Graduate Institute of Clinical Medical Sciences, Chang-Gung University, Taoyuan, Taiwan.
Virology. 2010 Feb 20;397(2):311-21. doi: 10.1016/j.virol.2009.11.031. Epub 2009 Dec 6.
The ORF61 and ORF60 genes of Kaposi's sarcoma-associated herpesvirus (KSHV) encode the ribonucleotide reductase large and small subunits, respectively. Here we show that ORF50 protein, a latent-lytic switch transactivator, activates the transcription of these two early-lytic genes through different mechanisms. Activation of the ORF61 promoter by ORF50 protein is dependent on an intact RBP-Jkappa-binding site within the identified responsive element and the expression of RBP-Jkappa protein in cells. The critical element in the ORF60 promoter in response to ORF50 was mapped to a 40-bp region. Binding of YY1, Sp1/Sp3 or unknown proteins to this element may contribute to repression or activation of the ORF60 promoter. Although ORF50 protein does not directly bind to the ORF61 and ORF60 promoters in vitro, we show the association of ORF50 protein with these two promoters in vivo. Our results provide further insights into the regulatory network of the viral lytic genes in KSHV reactivation.

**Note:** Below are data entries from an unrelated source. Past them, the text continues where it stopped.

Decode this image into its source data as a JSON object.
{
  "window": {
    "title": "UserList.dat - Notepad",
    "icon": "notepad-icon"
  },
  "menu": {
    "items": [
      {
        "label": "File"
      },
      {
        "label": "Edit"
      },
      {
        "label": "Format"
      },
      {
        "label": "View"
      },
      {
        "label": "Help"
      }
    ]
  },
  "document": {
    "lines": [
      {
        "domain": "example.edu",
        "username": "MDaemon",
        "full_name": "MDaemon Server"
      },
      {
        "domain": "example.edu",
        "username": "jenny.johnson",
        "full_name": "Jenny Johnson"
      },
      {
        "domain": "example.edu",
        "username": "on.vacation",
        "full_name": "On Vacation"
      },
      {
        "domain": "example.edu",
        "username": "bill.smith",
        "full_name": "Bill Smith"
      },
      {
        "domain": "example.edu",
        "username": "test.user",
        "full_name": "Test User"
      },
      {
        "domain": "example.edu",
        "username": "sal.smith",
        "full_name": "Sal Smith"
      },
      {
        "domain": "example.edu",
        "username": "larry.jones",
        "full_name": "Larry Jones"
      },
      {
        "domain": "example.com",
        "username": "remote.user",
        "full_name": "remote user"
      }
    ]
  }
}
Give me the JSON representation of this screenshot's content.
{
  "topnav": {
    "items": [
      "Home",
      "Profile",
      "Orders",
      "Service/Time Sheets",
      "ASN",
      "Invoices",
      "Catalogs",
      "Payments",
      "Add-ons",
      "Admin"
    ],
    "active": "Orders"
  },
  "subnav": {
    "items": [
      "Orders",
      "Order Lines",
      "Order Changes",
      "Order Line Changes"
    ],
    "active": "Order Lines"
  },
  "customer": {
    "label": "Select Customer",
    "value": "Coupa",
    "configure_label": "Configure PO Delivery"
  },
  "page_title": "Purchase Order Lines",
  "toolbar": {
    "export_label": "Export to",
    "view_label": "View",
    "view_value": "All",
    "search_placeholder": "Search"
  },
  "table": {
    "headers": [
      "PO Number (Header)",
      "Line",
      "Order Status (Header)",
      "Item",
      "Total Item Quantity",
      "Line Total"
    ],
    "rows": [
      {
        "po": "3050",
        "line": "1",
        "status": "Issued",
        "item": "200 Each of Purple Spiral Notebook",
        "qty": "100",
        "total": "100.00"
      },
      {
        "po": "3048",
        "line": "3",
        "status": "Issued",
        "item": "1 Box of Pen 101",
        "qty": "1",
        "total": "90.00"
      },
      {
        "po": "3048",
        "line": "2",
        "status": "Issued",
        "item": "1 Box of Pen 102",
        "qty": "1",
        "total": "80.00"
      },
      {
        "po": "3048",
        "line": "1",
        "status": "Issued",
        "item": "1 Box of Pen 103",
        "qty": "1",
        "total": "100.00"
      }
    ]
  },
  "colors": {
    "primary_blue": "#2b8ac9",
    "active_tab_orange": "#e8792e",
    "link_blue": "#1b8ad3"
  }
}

卡波济肉瘤相关疱疹病毒 (KSHV) 的 ORF61 和 ORF60 基因分别编码核苷酸还原酶的大亚基和小亚基。在这里,我们发现潜伏-裂解开关转录激活物 ORF50 蛋白通过不同的机制激活这两个早期裂解基因的转录。ORF50 蛋白对 ORF61 启动子的激活依赖于鉴定出的反应元件内完整的 RBP-Jkappa 结合位点和细胞中 RBP-Jkappa 蛋白的表达。ORF50 响应的 ORF60 启动子的关键元件被映射到一个 40 个碱基对的区域。YY1、Sp1/Sp3 或未知蛋白与该元件的结合可能有助于 ORF60 启动子的抑制或激活。尽管 ORF50 蛋白在体外不能直接结合到 ORF61 和 ORF60 启动子上,但我们在体内显示了 ORF50 蛋白与这两个启动子的关联。我们的结果为 KSHV 再激活过程中病毒裂解基因的调控网络提供了进一步的见解。